The next oral presentation at ASH was "Telomerase Inhibitor Imetelstat Therapy in Refractory Anemia with Ring Sideroblasts with or without Thrombocytosis" by Ayalew Tefferi and collaborators from Mayo Clinic, Janssen and Geron.

In a previous, pilot study of imetelstat in MF, it was observed that CR was significantly higher in patients with SF3B1 or U2AF1 spliceosome mutations, which are closely associated with refractory anemia with ring sideroblasts (RARS) and refractory anemia with ringed sideroblasts and thrombocytosis (RARS-T). This study explores the potential of imetelstat in this type of refractory (treatment-resistant) anemia. Sideroblasts are typical ring formations of abnormal, prematurely developed red blood cells.

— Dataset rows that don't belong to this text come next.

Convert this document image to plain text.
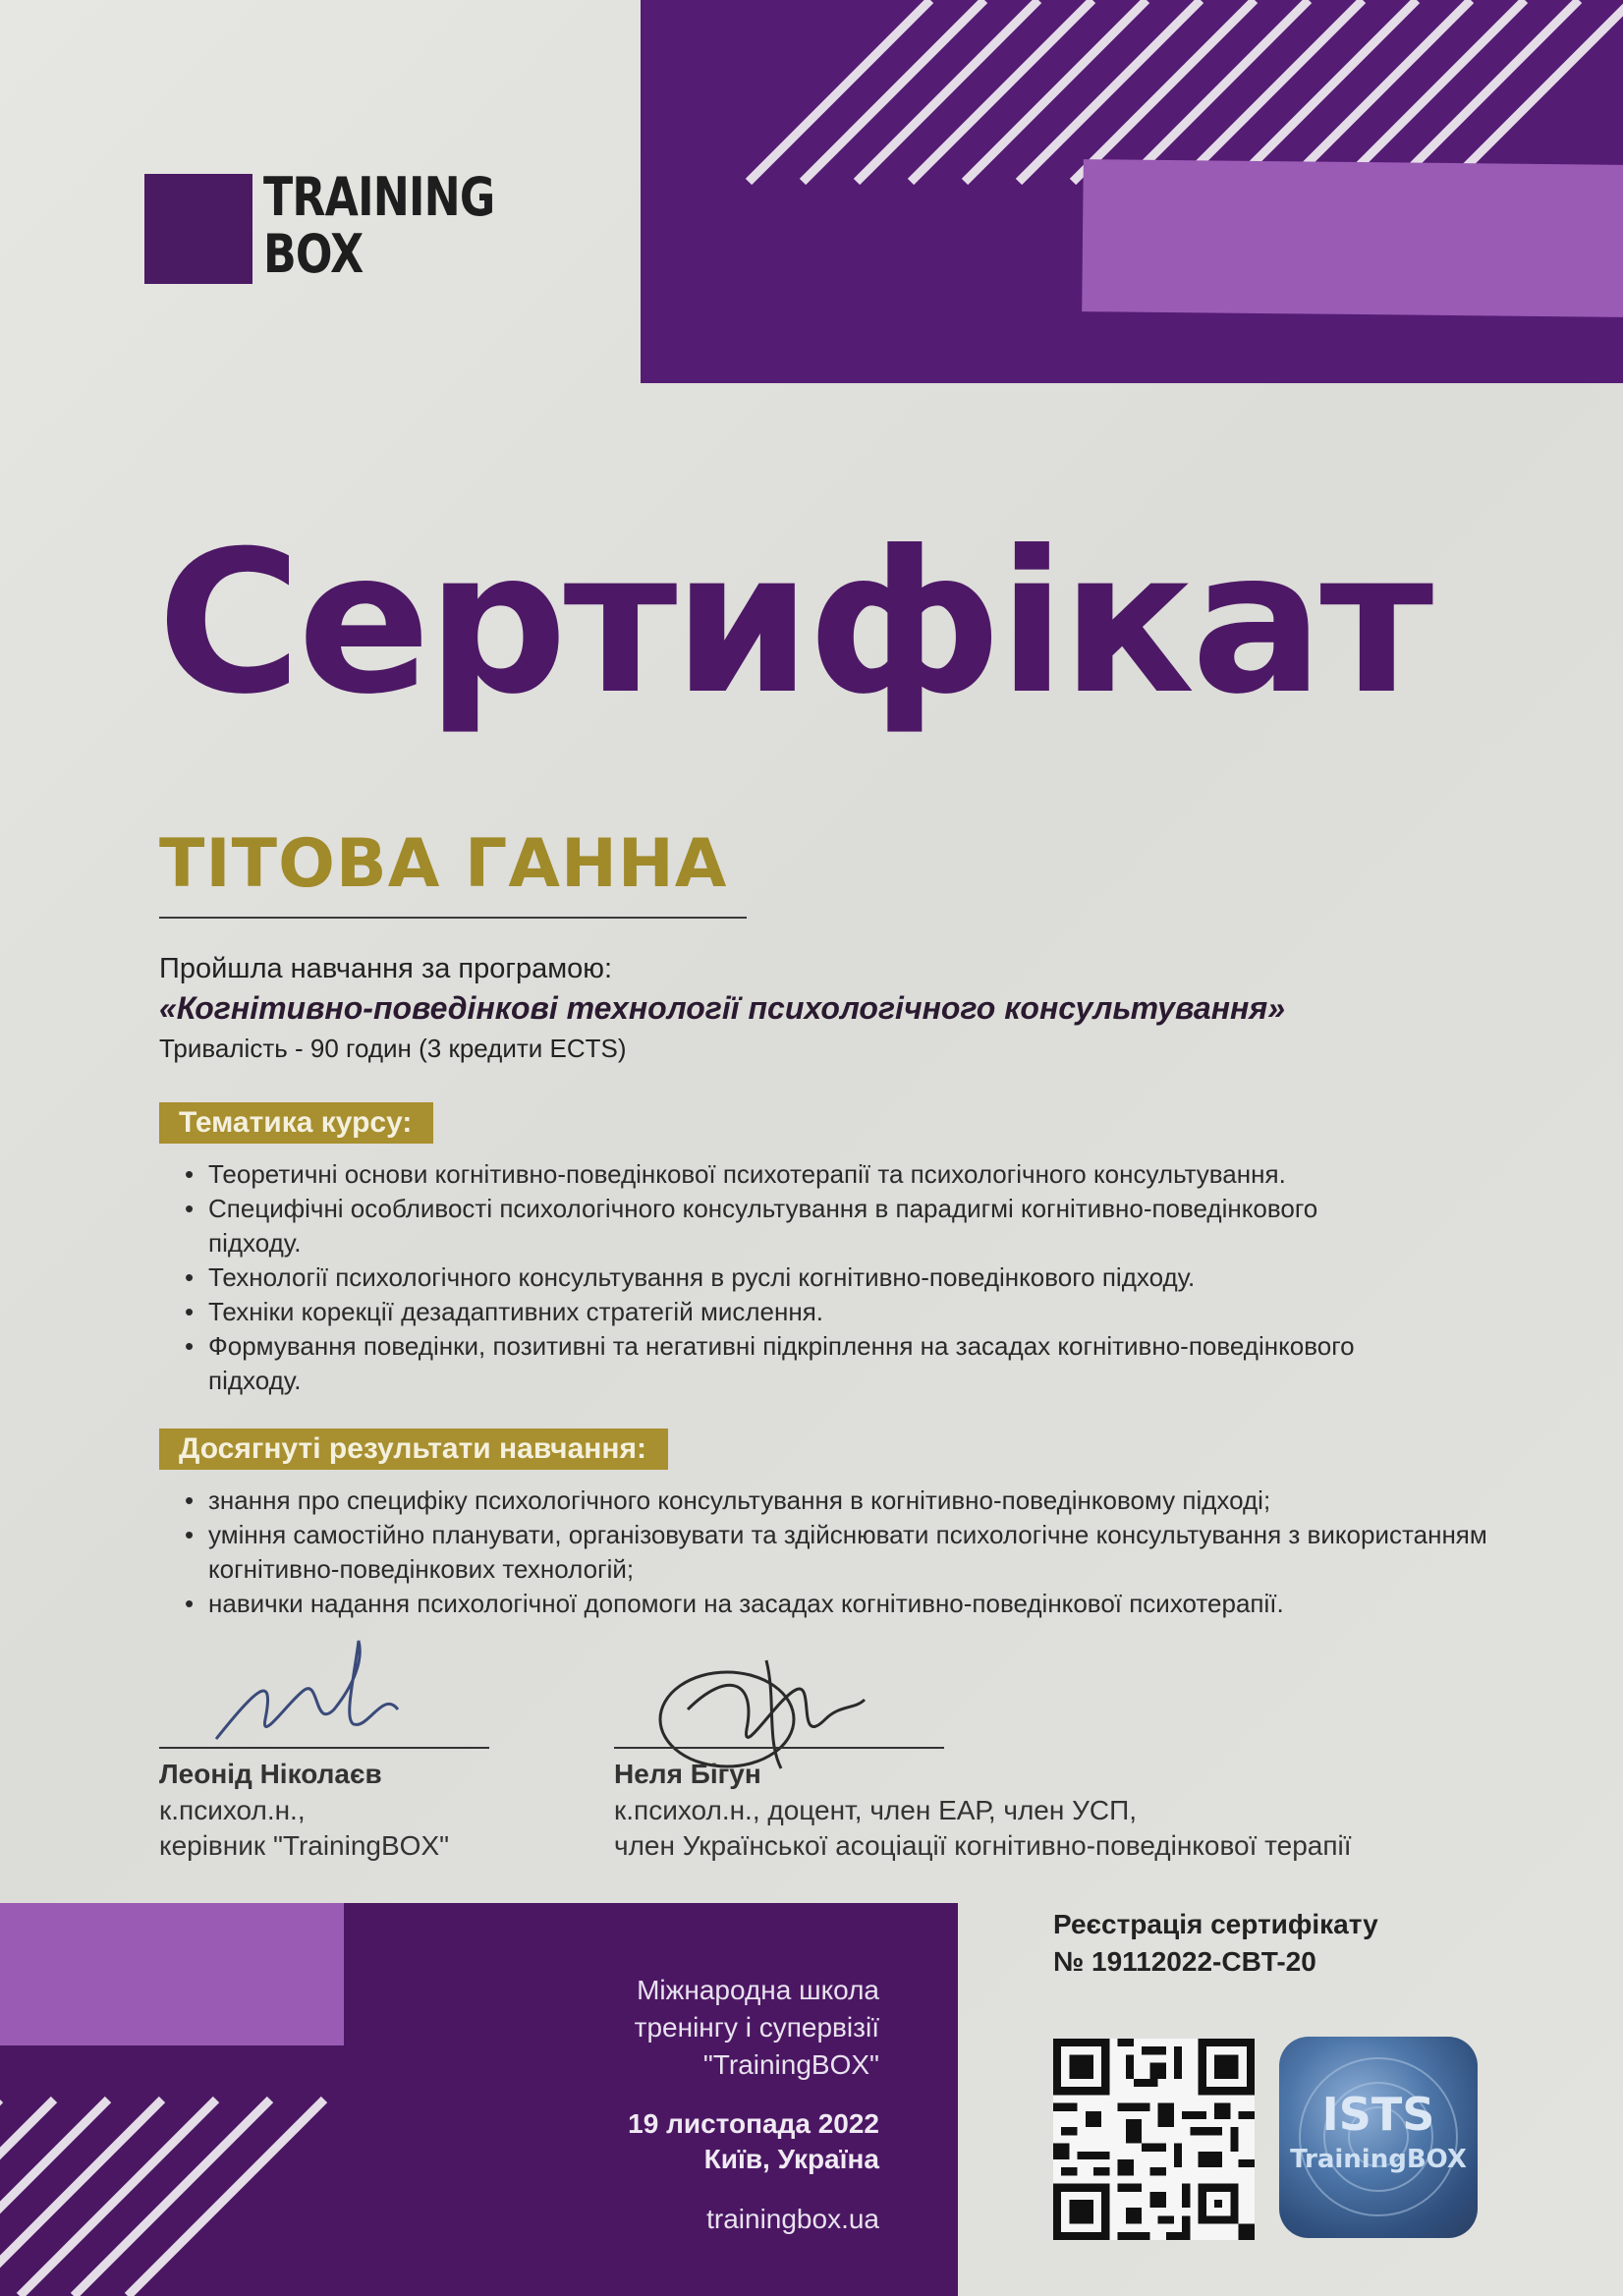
TRAINING
BOX
Сертифікат
ТІТОВА ГАННА
Пройшла навчання за програмою:
«Когнітивно-поведінкові технології психологічного консультування»
Тривалість - 90 годин (3 кредити ECTS)
Тематика курсу:
• Теоретичні основи когнітивно-поведінкової психотерапії та психологічного консультування.
• Специфічні особливості психологічного консультування в парадигмі когнітивно-поведінкового підходу.
• Технології психологічного консультування в руслі когнітивно-поведінкового підходу.
• Техніки корекції дезадаптивних стратегій мислення.
• Формування поведінки, позитивні та негативні підкріплення на засадах когнітивно-поведінкового підходу.
Досягнуті результати навчання:
• знання про специфіку психологічного консультування в когнітивно-поведінковому підході;
• уміння самостійно планувати, організовувати та здійснювати психологічне консультування з використанням когнітивно-поведінкових технологій;
• навички надання психологічної допомоги на засадах когнітивно-поведінкової психотерапії.
Леонід Ніколаєв
к.психол.н.,
керівник "TrainingBOX"
Неля Бігун
к.психол.н., доцент, член ЕАР, член УСП,
член Української асоціації когнітивно-поведінкової терапії
Міжнародна школа
тренінгу і супервізії
"TrainingBOX"
19 листопада 2022
Київ, Україна
trainingbox.ua
Реєстрація сертифікату
№ 19112022-CBT-20
ISTS
TrainingBOX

Subsequent to the study, 3 (38%, n=9) patients achieved transfusion-independence (TI) during treatment, defined as not requiring transfusions for at least 8 weeks; 2 had RARS and one RARS-T. A fourth patient achieved reduction in transfusion needs and >50% decrease in palpable spleen size. Two additional patients achieved partial resolution of thrombocytosis and leukocytosis, while one of the 3 CR patients achieved complete resolution. One recorded death was deemed unrelated to imetelstat. No long duration (above 4 weeks) >=grade 3 hematologic toxicities were recorded.

Overall, data presented showed imetelstat was safe and well-tolerated given the disease. SF3B1 mutation was observed in all 3 CR patients and in the patient with spleen response. The study concluded that imetelstat may offer clinical benefit in patients with RARS or RARS-T. As I get a grip on the science being discussed, I note that behind the technical terminology there is suppressed excitement in the disease-modifying capacity of imetelstat.